Where This Sits in the A&K Story
A&K has run this exact playbook before. The SP2000 begat the SP2000T (Korg Nutubes, 2021). The SP3000 begat the SP3000T (dual Raytheon tubes, $2,999, 2024). Now the SP4000 — which landed at High End Munich 2025 with a true quad-DAC architecture, a 131dB SNR, and pricing around $4,000 and up — gets its tube treatment. I've watched every one of these T-series players land, and the formula holds: take the reference solid-state flagship, bolt on tubes and a hybrid mode, and sell tonal flexibility to people who already own the "accurate" version. What's genuinely new this time is scale. Four real tubes is a first for the category, and it signals A&K has stopped treating tubes as a novelty tier.
The timing is no accident. Wired IEMs and DAPs pulled heavy crowds at CanJam NYC 2026, and the 4.4mm balanced cable is plainly refusing to roll over for Bluetooth. A&K wants the SP4000T to be the halo product riding that wave into Vienna.

How It Stacks Against the Field
| Rival | How it compares | Verdict |
|---|---|---|
| Cayin N8iii ($3,999 / €4,280) | Dual Korg Nutubes, Triple Timbre modes, AKM DAC, limited to ~500–1,000 units | The direct tube rival.

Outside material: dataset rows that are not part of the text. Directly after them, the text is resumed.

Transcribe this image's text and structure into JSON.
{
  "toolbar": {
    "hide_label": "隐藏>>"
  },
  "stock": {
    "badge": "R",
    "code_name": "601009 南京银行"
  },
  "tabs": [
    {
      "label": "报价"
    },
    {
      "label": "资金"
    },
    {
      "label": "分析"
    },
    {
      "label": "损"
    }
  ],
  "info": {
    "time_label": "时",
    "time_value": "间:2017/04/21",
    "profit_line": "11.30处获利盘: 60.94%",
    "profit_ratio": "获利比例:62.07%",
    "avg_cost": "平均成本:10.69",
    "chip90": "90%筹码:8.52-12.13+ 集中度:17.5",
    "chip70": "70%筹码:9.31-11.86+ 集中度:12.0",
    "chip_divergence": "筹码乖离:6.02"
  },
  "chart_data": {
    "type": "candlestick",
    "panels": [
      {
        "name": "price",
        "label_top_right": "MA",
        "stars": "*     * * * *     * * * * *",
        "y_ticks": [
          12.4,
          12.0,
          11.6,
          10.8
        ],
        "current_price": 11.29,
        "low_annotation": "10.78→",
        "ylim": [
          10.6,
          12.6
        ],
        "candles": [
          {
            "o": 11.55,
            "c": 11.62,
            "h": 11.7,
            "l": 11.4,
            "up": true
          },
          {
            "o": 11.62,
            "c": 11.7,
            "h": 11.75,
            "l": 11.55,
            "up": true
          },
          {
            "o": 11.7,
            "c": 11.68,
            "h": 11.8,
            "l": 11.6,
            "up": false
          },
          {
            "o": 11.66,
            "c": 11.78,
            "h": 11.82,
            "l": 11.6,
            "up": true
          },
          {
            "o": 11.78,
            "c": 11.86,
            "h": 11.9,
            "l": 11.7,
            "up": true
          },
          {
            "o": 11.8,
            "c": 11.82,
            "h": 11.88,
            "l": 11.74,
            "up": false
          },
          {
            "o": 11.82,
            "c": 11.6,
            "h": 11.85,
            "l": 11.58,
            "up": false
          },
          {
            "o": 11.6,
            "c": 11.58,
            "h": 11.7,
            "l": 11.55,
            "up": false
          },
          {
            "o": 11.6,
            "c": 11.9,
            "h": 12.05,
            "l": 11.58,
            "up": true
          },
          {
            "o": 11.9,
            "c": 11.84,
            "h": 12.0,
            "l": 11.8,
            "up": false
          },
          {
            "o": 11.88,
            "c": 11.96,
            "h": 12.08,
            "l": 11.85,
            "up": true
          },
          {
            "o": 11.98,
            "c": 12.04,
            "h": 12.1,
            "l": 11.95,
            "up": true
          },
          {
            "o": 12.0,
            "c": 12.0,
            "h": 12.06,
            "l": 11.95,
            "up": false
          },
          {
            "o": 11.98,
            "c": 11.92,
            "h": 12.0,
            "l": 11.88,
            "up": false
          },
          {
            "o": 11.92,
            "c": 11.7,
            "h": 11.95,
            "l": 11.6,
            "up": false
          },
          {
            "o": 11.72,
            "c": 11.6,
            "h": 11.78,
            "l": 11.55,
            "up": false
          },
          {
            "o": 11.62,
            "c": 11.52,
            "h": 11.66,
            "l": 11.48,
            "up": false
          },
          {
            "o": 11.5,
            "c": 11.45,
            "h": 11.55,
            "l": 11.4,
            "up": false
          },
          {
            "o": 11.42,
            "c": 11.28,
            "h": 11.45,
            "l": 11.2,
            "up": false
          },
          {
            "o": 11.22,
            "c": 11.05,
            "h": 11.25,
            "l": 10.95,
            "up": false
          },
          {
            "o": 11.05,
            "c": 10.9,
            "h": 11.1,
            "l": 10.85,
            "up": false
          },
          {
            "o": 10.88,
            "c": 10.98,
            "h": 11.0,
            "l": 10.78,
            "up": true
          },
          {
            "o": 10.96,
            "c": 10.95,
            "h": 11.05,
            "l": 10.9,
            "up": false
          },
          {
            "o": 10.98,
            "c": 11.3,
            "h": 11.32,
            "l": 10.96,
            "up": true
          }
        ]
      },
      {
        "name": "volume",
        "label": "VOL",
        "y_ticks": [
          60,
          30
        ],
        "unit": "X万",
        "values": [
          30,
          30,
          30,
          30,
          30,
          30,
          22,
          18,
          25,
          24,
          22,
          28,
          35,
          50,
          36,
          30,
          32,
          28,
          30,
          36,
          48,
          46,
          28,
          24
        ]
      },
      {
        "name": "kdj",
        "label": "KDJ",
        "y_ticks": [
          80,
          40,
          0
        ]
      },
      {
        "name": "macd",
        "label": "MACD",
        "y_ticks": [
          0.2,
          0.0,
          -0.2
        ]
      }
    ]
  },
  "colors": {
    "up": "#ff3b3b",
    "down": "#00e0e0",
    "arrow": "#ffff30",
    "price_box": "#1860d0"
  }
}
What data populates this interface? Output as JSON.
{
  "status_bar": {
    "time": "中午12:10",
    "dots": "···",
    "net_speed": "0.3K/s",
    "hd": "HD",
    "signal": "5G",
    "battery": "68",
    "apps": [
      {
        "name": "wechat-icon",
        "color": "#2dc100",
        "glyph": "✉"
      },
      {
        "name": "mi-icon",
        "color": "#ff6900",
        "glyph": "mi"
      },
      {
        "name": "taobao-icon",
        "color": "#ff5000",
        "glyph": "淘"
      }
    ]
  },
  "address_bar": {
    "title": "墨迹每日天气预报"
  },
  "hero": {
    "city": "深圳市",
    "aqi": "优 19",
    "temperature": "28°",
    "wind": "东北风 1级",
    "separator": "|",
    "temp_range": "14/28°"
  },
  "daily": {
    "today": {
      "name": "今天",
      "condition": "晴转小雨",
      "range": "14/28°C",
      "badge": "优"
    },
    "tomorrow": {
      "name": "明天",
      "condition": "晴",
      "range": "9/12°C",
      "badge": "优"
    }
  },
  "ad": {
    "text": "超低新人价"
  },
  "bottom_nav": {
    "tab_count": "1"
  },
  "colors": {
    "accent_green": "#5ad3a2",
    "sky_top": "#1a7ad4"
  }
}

A&K counters with four real MIL-Spec tubes and a more polished OS |
| Astell&Kern SP4000 (~$4,000+) | Same DAC platform, solid-state only, no tubes | If you want clinical reference and zero fuss, the base model already nails it |
| iBasso DX320 MAX TI (~$3,499) | Modular amp with optional tube module, quad ROHM DACs, big sound | Bigger, brawnier, less refined; the tinkerer's pick |
| FiiO M17 (~$1,800) | Desktop-class power, ESS + THX, solid-state | Half the money, twice the muscle, none of the tube romance |
The real fight is Cayin. The N8iii and SP4000T are chasing the same buyer with two different philosophies of what "tube" even means — Cayin's modern Nutubes versus A&K's vintage subminiature glass. That contrast alone makes Vienna worth following.

My Take (On Paper, for Now)
On paper, this looks like A&K's most serious tube statement to date, and the four-tube quad layout is exactly the kind of overbuilt flourish the brand pulls off well. What concerns me is the math. The base SP4000 already costs more than the SP3000T did, and adding four matched tubes, a five-stage anti-microphonic chassis, and a hybrid amp board does not make a device cheaper. Historically the T-series has sometimes undercut the base flagship — the SP3000T came in below the SP3000 — and if A&K repeats that here it'd be a pleasant surprise. I wouldn't bet the rent on it.
The bigger question is the one no spec sheet can answer: do 54 sound modes deliver 54 reasons to listen, or three good ones and a lot of placebo? Tube DAPs live or die on whether the warmth reads as texture or as mush, and I've heard A&K get this right with the SP3000T while plenty of the category got it wrong. Until I can run it through a proper chain, the sound stays an open question. The engineering ambition, though, isn't in doubt.

Who Should Watch This
Keep an eye on the SP4000T if you're a tube-curious DAP buyer already weighing the Cayin N8iii, if you love your SP3000T and want the next rung up, or if you collect flagship A&K hardware the way some people collect watches.
Look elsewhere if you're perfectly happy running a dongle DAC off your phone, if measurements are your religion (the solid-state SP4000 or a FiiO M17 will serve you far better per dollar), or if four heat-generating tubes in your pocket sounds like a battery-life and reliability headache in waiting. Pricing lands "shortly." Soon enough we'll know whether this is meaningful engineering or simply the most beautifully built reason yet to stay up too late with a pair of IEMs.